In editie 148 van Hard Gras oa aandacht voor de Marokkanen die in diaspora doorbreken, hun moeders en Pelé. Verder nog een briefwisseling tussen Oumaima Yahiaoui en Martijn Simons, Tessa Sparreboom, Lotfi El Hamidi, Arthur van den Boogaard en Daan Heerma van Voss
Al bijna 150 edities verschenen er van Hard gras, het onvolprezen voetbaltijdschrijft voor lezers. De schrijvers van Hard gras lopen op en om voetbalvelden in het heden en het verleden en schrijven verhalen, analyses, essays, geschiedenis en poëzie.
Onder redactie van Henk Spaan, Hugo Borst en Matthijs van Nieuwkerk krijgt de lezer het beste van het beste over de belangrijkste bijzaak in het leven: voetbal.

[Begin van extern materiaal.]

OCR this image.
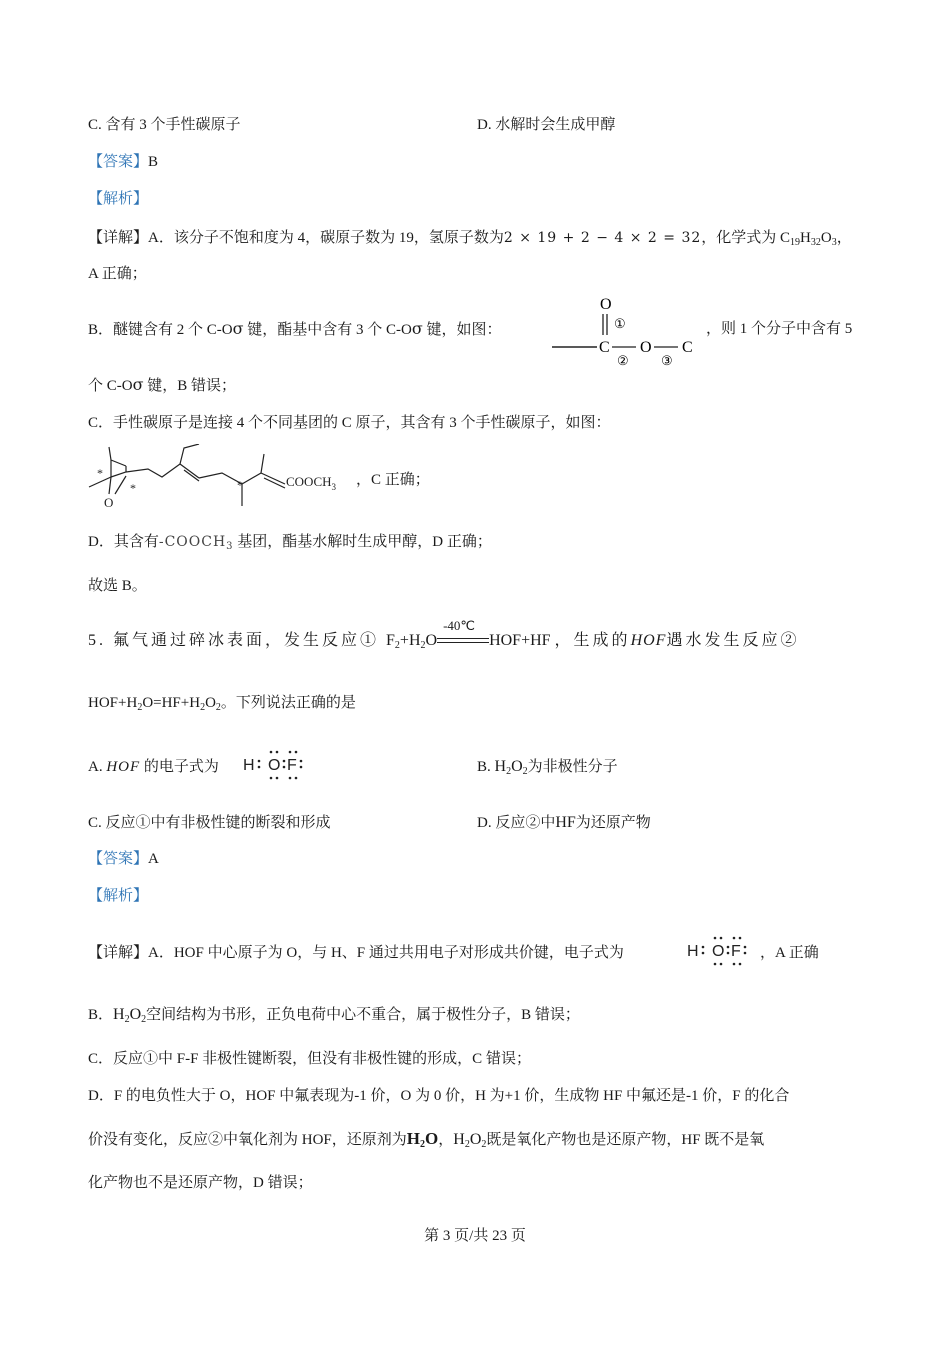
C. 含有 3 个手性碳原子	D. 水解时会生成甲醇
【答案】B
【解析】
【详解】A．该分子不饱和度为 4，碳原子数为 19，氢原子数为2 × 19 + 2 − 4 × 2 = 32，化学式为 $C_{19}H_{32}O_3$，
A 正确；
B．醚键含有 2 个 C-Oσ 键，酯基中含有 3 个 C-Oσ 键，如图：
O
①
C O C
② ③
，则 1 个分子中含有 5
个 C-Oσ 键，B 错误；
C．手性碳原子是连接 4 个不同基团的 C 原子，其含有 3 个手性碳原子，如图：
*
*	*
O
$COOCH_3$ ，C 正确；
D．其含有$-COOCH_3$ 基团，酯基水解时生成甲醇，D 正确；
故选 B。
5. 氟气通过碎冰表面，发生反应① $F_2+H_2O$
-40℃
HOF+HF ，生成的HOF遇水发生反应②
$HOF+H_2O=HF+H_2O_2$。下列说法正确的是
A. HOF 的电子式为 H O F	B. $H_2O_2$为非极性分子
C. 反应①中有非极性键的断裂和形成	D. 反应②中HF为还原产物
【答案】A
【解析】
【详解】A．HOF 中心原子为 O，与 H、F 通过共用电子对形成共价键，电子式为	H O F ，A 正确
B．$H_2O_2$空间结构为书形，正负电荷中心不重合，属于极性分子，B 错误；
C．反应①中 F-F 非极性键断裂，但没有非极性键的形成，C 错误；
D．F 的电负性大于 O，HOF 中氟表现为-1 价，O 为 0 价，H 为+1 价，生成物 HF 中氟还是-1 价，F 的化合
价没有变化，反应②中氧化剂为 HOF，还原剂为$H_2O$，$H_2O_2$既是氧化产物也是还原产物，HF 既不是氧
化产物也不是还原产物，D 错误；
第 3 页/共 23 页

Toen ze dertien was won Oumaima Yahiaoui een prijs voor het beste gedicht over 75 jaar vrijheid, georganiseerd door De Balie en het Amsterdams 4 en 5 mei Comité. Ironisch genoeg komt ze uit Rotterdam en zit ze in de vijfde klas van het Gymnasium Erasmianum. De schrijver Martijn Simons is haar leraar Nederlands. Hem leek het een goed idee te corresponderen met Oumaima over het WK voetbal, met name over de prestaties van Marokko. Het is onmogelijk om niet te worden meegesleept door het speelse en dwarse brein van Oumaima. Over de column in NRC Handelsblad van 24 december waarin de moeders van Marokkaanse voetballers minachtend worden afgedaan als aanrechtsloven, zegt dit meisje van zestien: ‘Mijn voornemen voor het nieuwe jaar is witte feministen lekker zelf te laten uitvogelen dat er concepten zijn van female empowerment die verder gaan dan hun eurocentrische, zelfingenomen en compleet onwetende visie op de realiteit.’ Lotfi El Hamidi, plaatsvervangend chef van de opinieredactie van de NRC, voegt eraan toe dat tijdens het WK de Marokkaanse vrouwen voor het eerst zichtbaar werden. Hij zegt nog uit een tijd te komen waarin Marokkaanse vrouwen, en zeker moeders, geacht werden om onzichtbaar te zijn. ‘Niemand weet wie de moeder van de huidige koning is, laat staan hoe ze eruitziet.’ Het zo prominent in beeld brengen van hun moeders door de voetballers van Marokko, werd in die zin een, misschien onbewuste, uiting van de vorm van feminisme waarover Oumaima het heeft.